From: Cory Benfield <cory@lukasa.co.uk>
Date: Mon, 24 May 2021 15:27:43 +0100
To: Greg Wilkins <gregw@webtide.com>
Cc: HTTP Working Group <ietf-http-wg@w3.org>
Message-ID: <CAH_hAJHjLxVERDAyTMu6=9KAS+xzAUKGO+K3qEc5Eda1kUhTmw@mail.gmail.com>
On Fri, 21 May 2021 at 03:37, Greg Wilkins <gregw@webtide.com> wrote:
>
>
> This conversation started with:
>
>> At our last interim, we discussed potential ways in which HTTP/2 was probably too strict about characters (octets really) in field names and values.
>> The conclusion then was to loosen the restriction and mandate only a small set of checks.  This should match what implementations already do.
>
>
> Any chance of describing exactly what those reasons are, because it's lost on me exactly what problem is being solved here.      If we don't have a full brief for these changes, then how are we meant to evaluate them or indeed record the reason for posterity.  Neither #815 nor #846 explain the problem other than say the text is confusing.  There is no motivation for why validation should be less than carrying HTTP fields plus pseudo fields.
>
> I don't mind the current text so much, as it says I can validate against HTTP semantic fields as defined by https://www.ietf.org/archive/id/draft-ietf-httpbis-semantics-15.html#section-5, so I will.   I'm just going to reject any other fields and I'm allowed to, so I'm happy.    But I have no idea why we want to allow implementations to send non compliant fields around.   Isn't that just asking for problems.   If it is because some existing implementations are already sending invalid fields, then they are doing so regardless and unless you say an impl must accept them, then any impl may reject them as invalid. So changing the spec to be less strict makes no difference so long as impls are allowed to actually enforce correct validation.

Not all implementations are equal. It is not necessarily reasonable to
bind intermediaries to parse the ABNF of the fields they pass around.
Indeed, many do not. However, these proposed rules do bind
intermediaries: they are supposed to enforce the additional rules put
in place by this proposal.

It's worth remembering how semantics actually describes ABNF as
working. Quoting from -semantics §2.2:

> A sender MUST NOT generate protocol elements that do not match the grammar defined by the corresponding ABNF rules.

This rule binds the _sender_, not the receiver. It leaves unspecified
whether a receiver is obligated to error on a mismatch of the grammar.
This is (as far as I know), deliberate: receivers are entitled to
tolerate violations of the ABNF if they feel they can do so, except
where other relevant specifications forbid it.

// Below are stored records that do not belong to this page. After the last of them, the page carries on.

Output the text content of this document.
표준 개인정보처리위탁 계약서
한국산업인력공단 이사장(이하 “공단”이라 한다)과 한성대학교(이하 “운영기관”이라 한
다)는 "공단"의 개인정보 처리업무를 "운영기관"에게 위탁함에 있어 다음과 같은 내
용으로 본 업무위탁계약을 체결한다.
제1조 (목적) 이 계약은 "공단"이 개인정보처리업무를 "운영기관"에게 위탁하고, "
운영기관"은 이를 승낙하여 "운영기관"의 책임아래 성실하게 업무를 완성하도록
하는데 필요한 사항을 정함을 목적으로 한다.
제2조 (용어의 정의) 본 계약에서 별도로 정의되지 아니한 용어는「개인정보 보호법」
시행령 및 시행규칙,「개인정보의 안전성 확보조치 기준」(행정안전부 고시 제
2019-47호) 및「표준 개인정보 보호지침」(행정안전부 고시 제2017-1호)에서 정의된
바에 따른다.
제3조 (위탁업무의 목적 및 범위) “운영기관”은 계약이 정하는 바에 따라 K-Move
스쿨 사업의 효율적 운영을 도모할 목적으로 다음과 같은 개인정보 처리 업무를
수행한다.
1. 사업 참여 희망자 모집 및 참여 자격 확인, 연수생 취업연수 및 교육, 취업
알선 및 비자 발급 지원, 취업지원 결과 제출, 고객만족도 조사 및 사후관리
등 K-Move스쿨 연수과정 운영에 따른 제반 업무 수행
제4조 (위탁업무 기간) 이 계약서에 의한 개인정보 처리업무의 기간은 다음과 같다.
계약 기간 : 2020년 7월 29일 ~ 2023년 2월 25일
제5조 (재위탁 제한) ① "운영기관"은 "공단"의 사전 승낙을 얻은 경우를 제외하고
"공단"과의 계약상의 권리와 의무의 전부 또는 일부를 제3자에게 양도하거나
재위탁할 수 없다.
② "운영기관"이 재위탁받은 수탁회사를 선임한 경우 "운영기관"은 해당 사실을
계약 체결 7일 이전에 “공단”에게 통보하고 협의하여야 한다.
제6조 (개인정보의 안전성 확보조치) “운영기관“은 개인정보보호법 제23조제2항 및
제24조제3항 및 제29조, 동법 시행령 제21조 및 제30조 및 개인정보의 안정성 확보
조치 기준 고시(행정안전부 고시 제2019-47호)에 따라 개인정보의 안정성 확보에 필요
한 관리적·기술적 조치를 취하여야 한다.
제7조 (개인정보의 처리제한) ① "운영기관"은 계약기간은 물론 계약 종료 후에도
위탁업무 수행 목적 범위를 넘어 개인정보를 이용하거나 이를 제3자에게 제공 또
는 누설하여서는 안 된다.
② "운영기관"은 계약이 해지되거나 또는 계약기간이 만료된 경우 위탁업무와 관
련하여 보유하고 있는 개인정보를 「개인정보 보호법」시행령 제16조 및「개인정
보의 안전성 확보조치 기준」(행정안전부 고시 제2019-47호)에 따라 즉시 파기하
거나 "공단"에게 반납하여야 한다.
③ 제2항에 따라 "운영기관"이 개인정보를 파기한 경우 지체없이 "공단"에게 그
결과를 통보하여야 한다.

That's what these rules are for: they are over-and-above the ABNF, and
bind recipients, including intermediaries. The text on line 3750 of
Martin's proposal covers this pretty clearly I think:

> An intermediary can reject fields that contain invalid field names or values for other
> reasons, in particular those that do not conform to the HTTP ABNF grammar from <xref
> target="HTTP" section="5"/>. Intermediaries that do not perform any validation of fields
> other than the minimum required by <xref target="HttpHeaders"/> could forward messages
> that contain invalid field names or values.

>
> Finally, when the "Brief" says we should match what implementations already do, then the question is which implementations are to be matched?   If there are some implementations that already enforce the precise spec for HTTP headers, then should we match those imples or are some implementations more match worthy than others?
>
>
>
> On Fri, 21 May 2021 at 11:22, Martin Thomson <mt@lowentropy.net> wrote:
>>
>> Hey Willy,
>>
>> On Fri, May 21, 2021, at 02:59, Willy Tarreau wrote:
>> > I really agree. I don't remember if 0x80 and above are forbidden in H2 but
>> > I'd personally prefer to block them so that we don't needlessly introduce
>> > the risk of aliasing due to different codings being used. Protocol elements
>> > that define how messages should be delimited/routed/etc must be strictly
>> > defined and easy to enforce in implementations and applications.
>>
>> We never really said before.  I'm happy to extend the 0x7f to 0x7f-0xff if that is what others want.  It's not quite the same as limiting the grammar to what is permitted for field names, but it might be OK.
>>
>> field-name is "!" / "#" / "$" / "%" / "&" / "'" / "*" / "+" / "-" / "." / "^" / "_" / "`" / "|" / "~" / DIGIT / ALPHA
>>
>> That amounts to a whole bunch of characters less than %x21-7E (minus ':').  A simpler check for c >= 0x21 && c <= 0x7e && c != ':' seems reasonable to me.  Then we don't have to worry about Unicode field names.  That's not a whole lot different than c >= 0x21 && c != 0x7e && c != ':' as the current PR has.
>>
>> I had the distinct impression that we DID see Unicode field names in some cases though.
>>
>> We wanted to avoid backward incompatibility issues that might result from tighter constraints on field *values*, which is why we never said anything before, but names might be easier.
>>
>
>
> --
> Greg Wilkins <gregw@webtide.com> CTO http://webtide.com
Received on Monday, 24 May 2021 14:28:08 UTC